In a cohort of 15 patients with disease relapse after transplantation and 20 patients with relapse after consolidation chemotherapy, “we first looked for mutations that could potentially provide a mechanism, but did not find any that were unique to post-transplantation relapses,” explains Ley. The authors then analysed AML cells from 7 patients with post-transplantation relapse and 9 patients with post-chemotherapy relapse using RNA sequencing. “We saw a big difference in the expression of a number of genes that are important in immune cell recognition and function — and most of these changes were restricted to the post-transplantation relapse samples,” Ley describes. In 6 of 7 patients with post-transplantation relapse, the expression of 4 major histocompatibility complex class II (MHCII) genes and of several genes involved in antigen processing and presentation by MHCII molecules was significantly downregulated. Flow cytometry and immunohistochemistry were used to confirm this downregulation at the protein level and to validate the result in samples from an additional 27 patients.

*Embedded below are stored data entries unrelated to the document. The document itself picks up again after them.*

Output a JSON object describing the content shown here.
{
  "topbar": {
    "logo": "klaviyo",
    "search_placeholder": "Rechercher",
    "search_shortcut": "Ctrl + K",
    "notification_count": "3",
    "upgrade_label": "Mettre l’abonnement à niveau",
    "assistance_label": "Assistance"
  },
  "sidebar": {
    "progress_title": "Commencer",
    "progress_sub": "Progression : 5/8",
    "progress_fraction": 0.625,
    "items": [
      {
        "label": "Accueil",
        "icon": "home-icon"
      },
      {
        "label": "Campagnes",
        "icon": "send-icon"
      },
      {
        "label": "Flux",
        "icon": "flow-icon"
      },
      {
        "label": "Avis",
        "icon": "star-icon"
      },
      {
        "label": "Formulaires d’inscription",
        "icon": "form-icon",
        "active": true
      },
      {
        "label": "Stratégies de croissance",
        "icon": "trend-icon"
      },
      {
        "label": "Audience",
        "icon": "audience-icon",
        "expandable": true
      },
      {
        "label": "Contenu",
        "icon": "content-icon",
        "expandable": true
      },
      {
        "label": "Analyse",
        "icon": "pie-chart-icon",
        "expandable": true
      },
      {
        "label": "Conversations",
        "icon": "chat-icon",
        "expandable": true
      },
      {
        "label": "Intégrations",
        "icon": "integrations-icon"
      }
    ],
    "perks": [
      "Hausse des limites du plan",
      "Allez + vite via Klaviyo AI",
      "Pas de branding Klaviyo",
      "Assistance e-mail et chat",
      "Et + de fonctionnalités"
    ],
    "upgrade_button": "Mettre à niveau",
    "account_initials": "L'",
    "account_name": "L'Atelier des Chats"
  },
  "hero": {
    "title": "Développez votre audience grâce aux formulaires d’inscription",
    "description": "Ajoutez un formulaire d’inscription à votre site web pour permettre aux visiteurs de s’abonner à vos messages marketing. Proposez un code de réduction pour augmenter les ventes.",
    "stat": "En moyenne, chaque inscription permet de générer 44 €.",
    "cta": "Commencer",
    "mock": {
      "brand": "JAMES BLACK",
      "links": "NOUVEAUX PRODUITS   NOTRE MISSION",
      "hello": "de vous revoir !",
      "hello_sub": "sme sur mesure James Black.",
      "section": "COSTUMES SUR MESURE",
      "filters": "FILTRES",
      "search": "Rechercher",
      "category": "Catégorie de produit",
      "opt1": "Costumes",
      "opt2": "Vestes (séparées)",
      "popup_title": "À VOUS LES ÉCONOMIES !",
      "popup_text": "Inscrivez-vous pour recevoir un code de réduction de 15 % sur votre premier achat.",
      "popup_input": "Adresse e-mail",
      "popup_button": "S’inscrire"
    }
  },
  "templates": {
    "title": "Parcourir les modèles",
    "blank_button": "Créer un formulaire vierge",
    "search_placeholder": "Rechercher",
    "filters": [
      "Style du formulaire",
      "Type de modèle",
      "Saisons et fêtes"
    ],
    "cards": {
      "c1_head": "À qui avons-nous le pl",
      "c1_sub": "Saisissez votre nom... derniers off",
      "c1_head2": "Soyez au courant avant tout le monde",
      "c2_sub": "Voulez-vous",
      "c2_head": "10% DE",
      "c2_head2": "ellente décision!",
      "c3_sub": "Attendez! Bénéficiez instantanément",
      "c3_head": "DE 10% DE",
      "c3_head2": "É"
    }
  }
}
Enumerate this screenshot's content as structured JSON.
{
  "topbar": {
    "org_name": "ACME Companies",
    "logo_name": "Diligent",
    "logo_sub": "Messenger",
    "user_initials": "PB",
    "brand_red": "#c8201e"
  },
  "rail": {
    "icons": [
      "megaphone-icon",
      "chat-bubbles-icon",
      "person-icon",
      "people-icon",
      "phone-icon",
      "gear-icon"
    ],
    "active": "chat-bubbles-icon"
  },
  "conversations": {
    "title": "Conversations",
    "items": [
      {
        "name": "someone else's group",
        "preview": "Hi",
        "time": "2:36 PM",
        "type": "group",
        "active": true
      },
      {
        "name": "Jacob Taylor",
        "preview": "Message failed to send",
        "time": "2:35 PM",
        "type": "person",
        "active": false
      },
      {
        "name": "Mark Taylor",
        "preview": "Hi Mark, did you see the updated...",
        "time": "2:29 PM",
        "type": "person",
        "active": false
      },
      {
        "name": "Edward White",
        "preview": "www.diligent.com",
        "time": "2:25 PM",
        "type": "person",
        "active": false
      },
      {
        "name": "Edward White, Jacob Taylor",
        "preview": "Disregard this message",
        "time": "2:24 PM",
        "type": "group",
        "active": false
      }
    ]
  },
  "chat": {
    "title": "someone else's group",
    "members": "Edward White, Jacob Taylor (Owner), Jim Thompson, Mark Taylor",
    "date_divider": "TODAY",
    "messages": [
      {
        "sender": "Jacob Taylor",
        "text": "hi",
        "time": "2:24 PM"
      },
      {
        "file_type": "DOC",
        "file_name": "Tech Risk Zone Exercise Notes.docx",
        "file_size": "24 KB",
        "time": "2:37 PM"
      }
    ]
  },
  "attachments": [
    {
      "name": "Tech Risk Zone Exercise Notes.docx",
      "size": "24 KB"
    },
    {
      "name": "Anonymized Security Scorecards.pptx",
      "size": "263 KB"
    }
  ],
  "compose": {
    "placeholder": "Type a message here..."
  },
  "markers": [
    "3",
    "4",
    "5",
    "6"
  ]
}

“We could rapidly reverse this change in AML blasts by treating them with IFNγ [known to upregulate MHCII expression in several cell types] in vitro, suggesting that the mechanism is epigenetic,” comments Ley. He adds: “downregulation of MHCII expression can easily be screened for in all patients with relapsed AML after transplantation. We are very interested in studying whether the administration of IFNγ (or an agonist of IFNγ signalling) could potentially resensitize the AML blasts of these patients — who have very limited therapeutic options — to the graft-versus-leukaemia effect that is essential for the success of allogeneic transplantation.”